Der 4. ZS machte in seiner Entscheidung deutlich, dass der Anspruch des VN auf Herausgabe von Nutzungen aus Verwaltungskostenanteilen nicht anhand der Eigenkapitalrendite des VR berechnet werden kann (29.4.20, IV ZR 5/19, Abruf-Nr. 215716).

 

MERKE | Ein VN, der vom VR die Herausgabe von Nutzungen aus rechtsgrundlos geleisteten Beitragszahlungen verlangt, ist für Anfall und Höhe tatsächlich gezogener Nutzungen darlegungs- und beweisbelastet.

 

Dies verlangt ihm einen Tatsachenvortrag ab, der nicht ohne Bezug zur Ertragslage des jeweiligen VR auf eine tatsächliche Vermutung einer Gewinnerzielung in bestimmter Höhe gestützt werden kann (BGHZ 220, 297 Rn. 20 m. w. N.).
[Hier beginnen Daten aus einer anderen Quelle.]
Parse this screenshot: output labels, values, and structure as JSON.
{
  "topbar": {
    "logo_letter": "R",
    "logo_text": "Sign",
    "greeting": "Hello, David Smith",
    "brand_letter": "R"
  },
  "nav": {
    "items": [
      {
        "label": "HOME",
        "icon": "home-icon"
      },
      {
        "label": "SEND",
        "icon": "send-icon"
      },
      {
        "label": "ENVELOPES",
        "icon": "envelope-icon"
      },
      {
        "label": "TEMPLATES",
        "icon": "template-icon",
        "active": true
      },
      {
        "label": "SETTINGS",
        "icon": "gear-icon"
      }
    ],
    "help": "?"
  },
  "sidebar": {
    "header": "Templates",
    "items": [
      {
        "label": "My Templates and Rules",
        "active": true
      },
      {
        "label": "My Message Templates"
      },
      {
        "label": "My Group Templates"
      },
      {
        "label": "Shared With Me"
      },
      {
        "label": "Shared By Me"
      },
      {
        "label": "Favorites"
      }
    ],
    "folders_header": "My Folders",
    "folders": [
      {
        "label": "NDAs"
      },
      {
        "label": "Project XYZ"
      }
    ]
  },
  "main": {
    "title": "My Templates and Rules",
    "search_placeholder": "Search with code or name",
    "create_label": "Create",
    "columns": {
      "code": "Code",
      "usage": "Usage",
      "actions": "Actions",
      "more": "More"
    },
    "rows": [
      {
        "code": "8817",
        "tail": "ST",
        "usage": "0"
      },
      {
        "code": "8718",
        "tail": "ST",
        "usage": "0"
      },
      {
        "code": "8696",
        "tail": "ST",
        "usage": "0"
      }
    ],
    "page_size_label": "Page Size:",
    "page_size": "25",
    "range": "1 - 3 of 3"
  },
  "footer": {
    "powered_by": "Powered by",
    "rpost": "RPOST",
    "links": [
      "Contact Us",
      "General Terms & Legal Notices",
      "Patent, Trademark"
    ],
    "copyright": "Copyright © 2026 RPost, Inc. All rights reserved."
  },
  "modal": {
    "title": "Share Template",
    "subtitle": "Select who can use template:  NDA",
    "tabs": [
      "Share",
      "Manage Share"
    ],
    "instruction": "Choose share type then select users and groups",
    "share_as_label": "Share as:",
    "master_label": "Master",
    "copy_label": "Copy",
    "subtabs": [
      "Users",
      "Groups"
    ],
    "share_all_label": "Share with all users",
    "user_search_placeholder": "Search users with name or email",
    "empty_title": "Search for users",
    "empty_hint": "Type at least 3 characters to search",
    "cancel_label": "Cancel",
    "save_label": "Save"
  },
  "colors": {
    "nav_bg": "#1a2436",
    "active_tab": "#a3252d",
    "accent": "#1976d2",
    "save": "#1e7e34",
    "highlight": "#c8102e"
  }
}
Da sich die Herausgabepflicht nach § 818 Abs. 1 BGB auf die Nutzungen beschränkt, die der Bereicherte aus dem ohne Rechtsgrund erlangten Gegenstand oder aus einem Surrogat im Sinne des § 818 Abs. 1 BGB gezogen hat, muss die Ertragslage des VR, auf die sich der VN zur Darlegung des Nutzungsherausgabeanspruchs bezieht, die Verwendung der rechtsgrundlos erbrachten Beitragszahlungen abbilden. Das ist bei der Eigenkapitalrendite nicht der Fall.